The border that you want to remove consists of different colors, not only of RGB [0, 0, 0], but RGB [0, 1, 0], and many other different colors. So, I guess the solution is to find all the colors that border consists of. Unfortunatelly, I can't help with this.
Accepted Answer
Image Analyst
on 16 Jan 2021
All black pixels cannot be removed since the image must remain rectangular. You can remove whole rows or whole columns, but not randomly scattered isolated groups of black pixels. With that colorbar image you have, you could delete everything up to and including the black outline of the colormap. Is that what you want to do?
7 Comments
Image Analyst
on 17 Jan 2021
See my attached demo. Make the necessary adaptations.

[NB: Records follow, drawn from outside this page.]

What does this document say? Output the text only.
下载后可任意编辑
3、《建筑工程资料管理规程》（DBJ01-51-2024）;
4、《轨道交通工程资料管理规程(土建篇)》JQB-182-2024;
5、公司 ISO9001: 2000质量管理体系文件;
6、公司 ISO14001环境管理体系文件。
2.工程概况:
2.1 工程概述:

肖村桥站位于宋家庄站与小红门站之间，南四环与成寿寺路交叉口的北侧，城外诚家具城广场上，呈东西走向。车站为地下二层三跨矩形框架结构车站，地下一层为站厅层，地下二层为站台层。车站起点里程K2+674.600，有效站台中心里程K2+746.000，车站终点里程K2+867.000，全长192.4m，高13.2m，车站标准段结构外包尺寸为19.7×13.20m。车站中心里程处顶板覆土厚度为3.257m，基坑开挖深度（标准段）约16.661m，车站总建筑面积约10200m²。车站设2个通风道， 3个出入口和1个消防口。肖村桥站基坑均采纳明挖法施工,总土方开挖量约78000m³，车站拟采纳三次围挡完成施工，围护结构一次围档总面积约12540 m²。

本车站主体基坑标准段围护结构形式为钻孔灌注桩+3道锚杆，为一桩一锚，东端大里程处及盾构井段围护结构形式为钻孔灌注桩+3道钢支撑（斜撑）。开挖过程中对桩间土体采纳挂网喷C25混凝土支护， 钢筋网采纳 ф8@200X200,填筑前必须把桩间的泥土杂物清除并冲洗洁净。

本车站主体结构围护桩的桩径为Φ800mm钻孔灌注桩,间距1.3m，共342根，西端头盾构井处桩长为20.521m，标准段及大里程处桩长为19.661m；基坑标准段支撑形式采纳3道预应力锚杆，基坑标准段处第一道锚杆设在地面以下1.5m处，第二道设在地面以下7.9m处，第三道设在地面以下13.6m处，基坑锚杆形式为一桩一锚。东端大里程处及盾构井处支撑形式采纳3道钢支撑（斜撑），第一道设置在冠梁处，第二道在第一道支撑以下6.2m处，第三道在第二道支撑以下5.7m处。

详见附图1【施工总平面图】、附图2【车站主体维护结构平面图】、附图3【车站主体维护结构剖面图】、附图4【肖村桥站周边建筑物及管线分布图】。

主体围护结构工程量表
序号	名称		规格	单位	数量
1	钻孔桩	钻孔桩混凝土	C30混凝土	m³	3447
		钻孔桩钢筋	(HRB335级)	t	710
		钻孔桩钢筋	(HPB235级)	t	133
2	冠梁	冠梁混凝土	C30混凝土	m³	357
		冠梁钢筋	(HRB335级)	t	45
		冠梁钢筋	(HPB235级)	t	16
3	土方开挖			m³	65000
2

But the best solution is to just get a thermal camera that outputs the temperature image. I think it's only the very cheapest FLIR model that gives you only a pseudocolored image. Pay a few bucks more and get one that has the image directly in degrees Celsius.
More Answers (1)
Jeffrey Daniels
on 31 Jan 2023
img_2d = reshape(img,[numrows*numcols],3);
% Find the indices of the rows that are remove_color
remove_color = [0,0,0];
color_idx = ~ismember(img_2d,remove_color, 'rows');
% Replace remove_color with white
img_2d(color_idx) = [255,255,255];
img = reshape(img_2d,[numrows,numcols,3]);
% Remove the rows that are remove_color (Optional, if you really want to "remove" them", but as stated it will no longer be rectanglar. This only works if you want statistics on your colors.)
img_2d_nw = img_2d(~color_idx, :);
1 Comment
DGM
on 31 Jan 2023
Improvements to make a better answer:
- Format the code
- Make the example complete enough that it can be demonstrated in the editor
- Make sure the example does what you say it does
% a uint8 RGB image with black border
img = imread('peppers.png');
img = padarray(img,[10 10],0,'both');
imshow(img)
% get the size
[numrows,numcols,nchan,~] = size(img);
% reshape the image into a 3-column matrix
img_2d = reshape(img,numrows*numcols,3);
% Find the indices of the rows that are remove_color
remove_color = [0,0,0];
color_idx = ismember(img_2d,remove_color,'rows'); % select the correct region
% Either replace remove_color with a new color ...
new_color = [255 255 0]; % white would be invisible against the webpage background
img_2d(color_idx,:) = repmat(new_color,[nnz(color_idx) 1]); % make sure addressing works
img = reshape(img_2d,[numrows,numcols,3]);
imshow(img)
% ... or remove the rows that are remove_color
% (Optional, if you really want to "remove" them", but as stated it will no longer be rectanglar.